Notes from the hackfest: A few people called these "super-sessions" when
we discussed them. I preferred user-session tbh, but if people want to
standardize on calling them super-sessions that's fine.
> If people want to put work into this model, we could do a lot better
> than we do now; for instance, the bus socket could be
> unix:path=${XDG_RUNTIME_DIR}/sessions/${XDG_SESSION_ID}/bus (but with
> the necessary escaping) on systems where those variables are set, rather
> than messing about with $TMPDIR.
Please open an "enhancement"-severity bug against dbus if you want this,
and I can talk you through the right places to patch; it would not be
rocket science, and if people have use-cases for it, I would be OK with
merging it even though I personally prefer the user-session model.

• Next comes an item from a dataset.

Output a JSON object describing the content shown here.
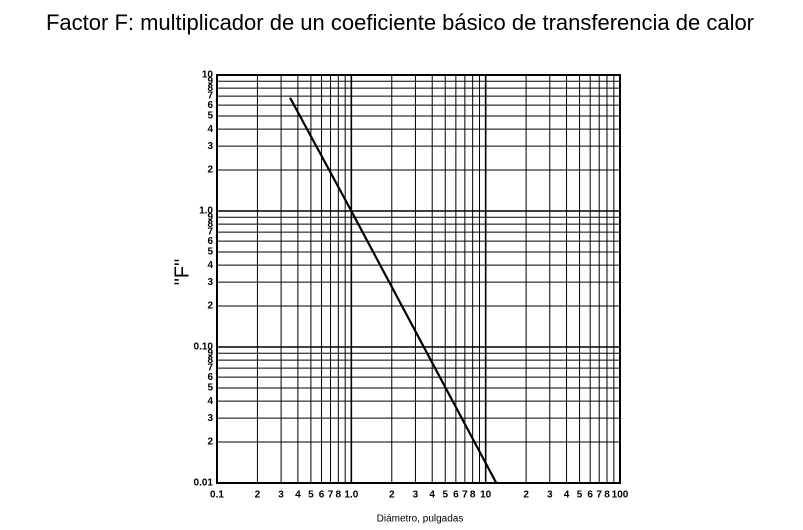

> Similarly, if you leave a screen/tmux session detached and running
> in the background, systemd is fine with that: its view of the world
> is that there are processes left over from your previous login session,
> keeping the login session alive in "closing" state, with the consequence
> that the user-session remains alive too
Notes from the hackfest: Everyone seems to think screen/tmux/... should
use PAM to register themselves as first-class login sessions in their
own right, if allowed by the sysadmin. That would also work fine.
> Under X11, that might well be the best we can do, because typical
> X11 applications can't cope with being asked to put windows on more
> than one $DISPLAY (although I've heard rumours that Emacs can, which
> would make Emacs an ideal candidate to be a user-session service).

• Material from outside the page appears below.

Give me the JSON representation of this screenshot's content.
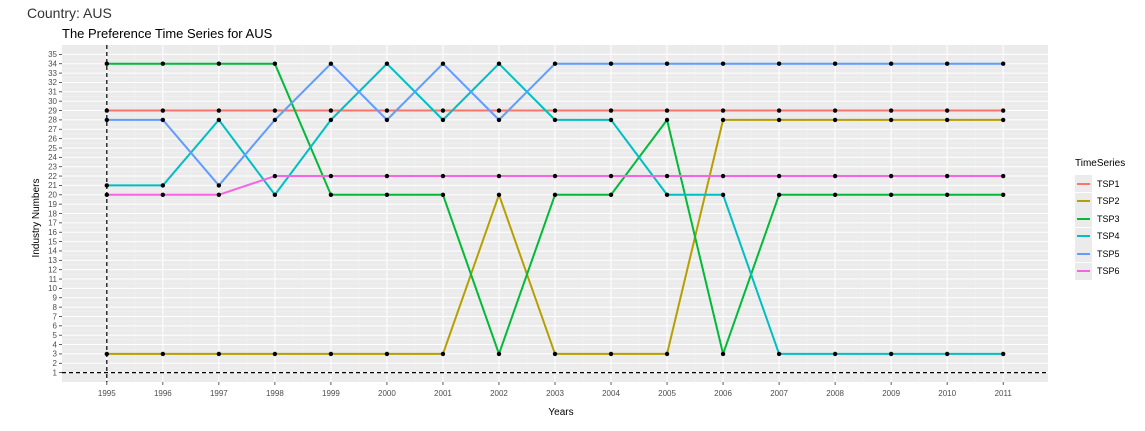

> Under Wayland or similar future cleverness, hopefully there'll be
> some way for a new login on a new seat to "steal" all the windows
> from the inactive seat, or some way to merge both seats into
> one big virtual display if the same person is using both (AIUI this
> is what GNOME designers want to do), or some other clever solution.

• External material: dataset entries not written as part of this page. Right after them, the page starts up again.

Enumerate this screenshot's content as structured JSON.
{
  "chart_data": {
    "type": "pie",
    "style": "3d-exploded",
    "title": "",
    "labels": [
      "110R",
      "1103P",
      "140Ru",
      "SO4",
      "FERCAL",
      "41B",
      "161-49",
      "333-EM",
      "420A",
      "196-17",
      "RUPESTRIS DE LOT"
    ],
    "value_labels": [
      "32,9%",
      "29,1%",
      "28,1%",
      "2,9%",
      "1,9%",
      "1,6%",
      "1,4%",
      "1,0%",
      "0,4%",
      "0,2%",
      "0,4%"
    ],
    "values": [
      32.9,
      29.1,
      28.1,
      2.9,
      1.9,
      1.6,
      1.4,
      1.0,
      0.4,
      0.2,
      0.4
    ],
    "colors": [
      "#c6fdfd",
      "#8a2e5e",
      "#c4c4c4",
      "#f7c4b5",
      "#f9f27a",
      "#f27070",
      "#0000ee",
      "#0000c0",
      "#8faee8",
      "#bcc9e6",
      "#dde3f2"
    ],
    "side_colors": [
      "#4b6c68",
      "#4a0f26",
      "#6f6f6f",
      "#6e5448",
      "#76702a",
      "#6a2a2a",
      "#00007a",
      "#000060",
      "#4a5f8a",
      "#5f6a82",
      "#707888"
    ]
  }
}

Notes from the hackfest: Lennart's long-term idea is to have a singleton
X server (or Wayland equivalent) per uid, and "hotplug" output devices
to it as the user logs in/out on different seats (or remotely via RFB or
whatever), with the ability to clone the same window layout onto all
displays, or have distinct displays and move windows between them, a lot
like the way we currently deal with multiple monitors per seat. This
also solves the $DISPLAY problem rather nicely.